Cruel


Release
DE VOLTA AOS PALCOS CARIOCAS DEPOIS DE 5 ANOS, GIANECCHINI ESTREIA "CRUEL" NO TEATRO LEBLON AO LADO DE ERIK MARMO E MARIA MANOELLA
Texto de Strindberg, adaptado e dirigido por Elias Andreato, estreia no Rio depois de bem sucedida temporada paulista
Após fazer a novela "Guerra dos Sexos" Gianecchini encerra o jejum de 5 anos dos palcos cariocas interpretando a obra de um dos dramaturgos mais aclamados do teatro, August Strindberg, considerado um dos "pais" do teatro moderno. Adaptado a partir da obra "Os Credores", "Cruel" tem uma trama que mistura drama e suspense com personagens que mesclam ingenuidade, manipulação, egocentrismo e soberba.
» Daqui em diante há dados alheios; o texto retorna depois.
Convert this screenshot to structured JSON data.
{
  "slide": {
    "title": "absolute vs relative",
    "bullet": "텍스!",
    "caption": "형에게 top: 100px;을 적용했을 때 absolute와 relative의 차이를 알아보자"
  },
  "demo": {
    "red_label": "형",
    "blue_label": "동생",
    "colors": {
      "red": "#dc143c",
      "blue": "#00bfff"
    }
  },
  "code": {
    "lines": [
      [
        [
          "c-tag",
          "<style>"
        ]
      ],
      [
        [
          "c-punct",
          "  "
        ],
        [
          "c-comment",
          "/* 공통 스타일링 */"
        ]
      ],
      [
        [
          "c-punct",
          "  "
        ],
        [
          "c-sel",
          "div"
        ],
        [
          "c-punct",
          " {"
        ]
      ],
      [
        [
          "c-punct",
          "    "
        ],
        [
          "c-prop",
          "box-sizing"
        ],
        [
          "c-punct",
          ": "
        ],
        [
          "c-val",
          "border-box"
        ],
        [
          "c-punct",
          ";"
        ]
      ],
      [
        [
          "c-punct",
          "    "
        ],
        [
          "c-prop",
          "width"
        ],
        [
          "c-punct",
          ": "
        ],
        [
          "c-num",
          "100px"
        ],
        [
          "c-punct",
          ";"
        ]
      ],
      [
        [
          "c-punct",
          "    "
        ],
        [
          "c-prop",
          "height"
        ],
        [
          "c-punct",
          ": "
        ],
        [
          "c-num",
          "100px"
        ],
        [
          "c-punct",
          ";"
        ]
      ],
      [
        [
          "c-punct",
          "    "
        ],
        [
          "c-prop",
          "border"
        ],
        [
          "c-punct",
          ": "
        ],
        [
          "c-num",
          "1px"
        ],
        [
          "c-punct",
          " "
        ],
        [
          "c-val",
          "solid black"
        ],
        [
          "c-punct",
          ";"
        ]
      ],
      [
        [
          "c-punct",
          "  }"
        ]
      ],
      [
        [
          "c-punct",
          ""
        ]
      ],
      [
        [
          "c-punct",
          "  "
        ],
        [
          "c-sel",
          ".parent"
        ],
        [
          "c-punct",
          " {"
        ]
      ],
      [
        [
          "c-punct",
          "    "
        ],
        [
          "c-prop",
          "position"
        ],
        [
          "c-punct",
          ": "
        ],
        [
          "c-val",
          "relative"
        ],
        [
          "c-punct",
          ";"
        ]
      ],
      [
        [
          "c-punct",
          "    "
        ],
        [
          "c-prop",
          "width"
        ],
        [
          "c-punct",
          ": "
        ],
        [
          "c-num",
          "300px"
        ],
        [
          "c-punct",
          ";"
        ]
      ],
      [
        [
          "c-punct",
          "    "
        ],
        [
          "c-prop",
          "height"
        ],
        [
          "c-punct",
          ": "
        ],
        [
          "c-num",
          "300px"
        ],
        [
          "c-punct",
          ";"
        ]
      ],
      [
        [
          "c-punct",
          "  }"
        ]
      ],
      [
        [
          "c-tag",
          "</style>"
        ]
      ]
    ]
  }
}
Com direção de Elias Andreato além de Reynaldo Gianecchini, Erik Marmo e Maria Manoella no elenco, "Cruel", que tem sua história contada a partir de um perigoso triângulo amoroso, estreia dia 17/05 na sala Fernanda Montenegro do Teatro Leblon, onde se apresenta de quinta a domingo.
Na peça Gianecchini dá vida ao personagem Gustavo, um homem perspicaz e orgulhoso que, movido pelo sentimento de vingança, desenha os acontecimentos e os conduz à direção em que premedita. Encenado por Erik Marmo, Adolfo é um pintor inseguro, facilmente manipulado, mas sutilmente forte.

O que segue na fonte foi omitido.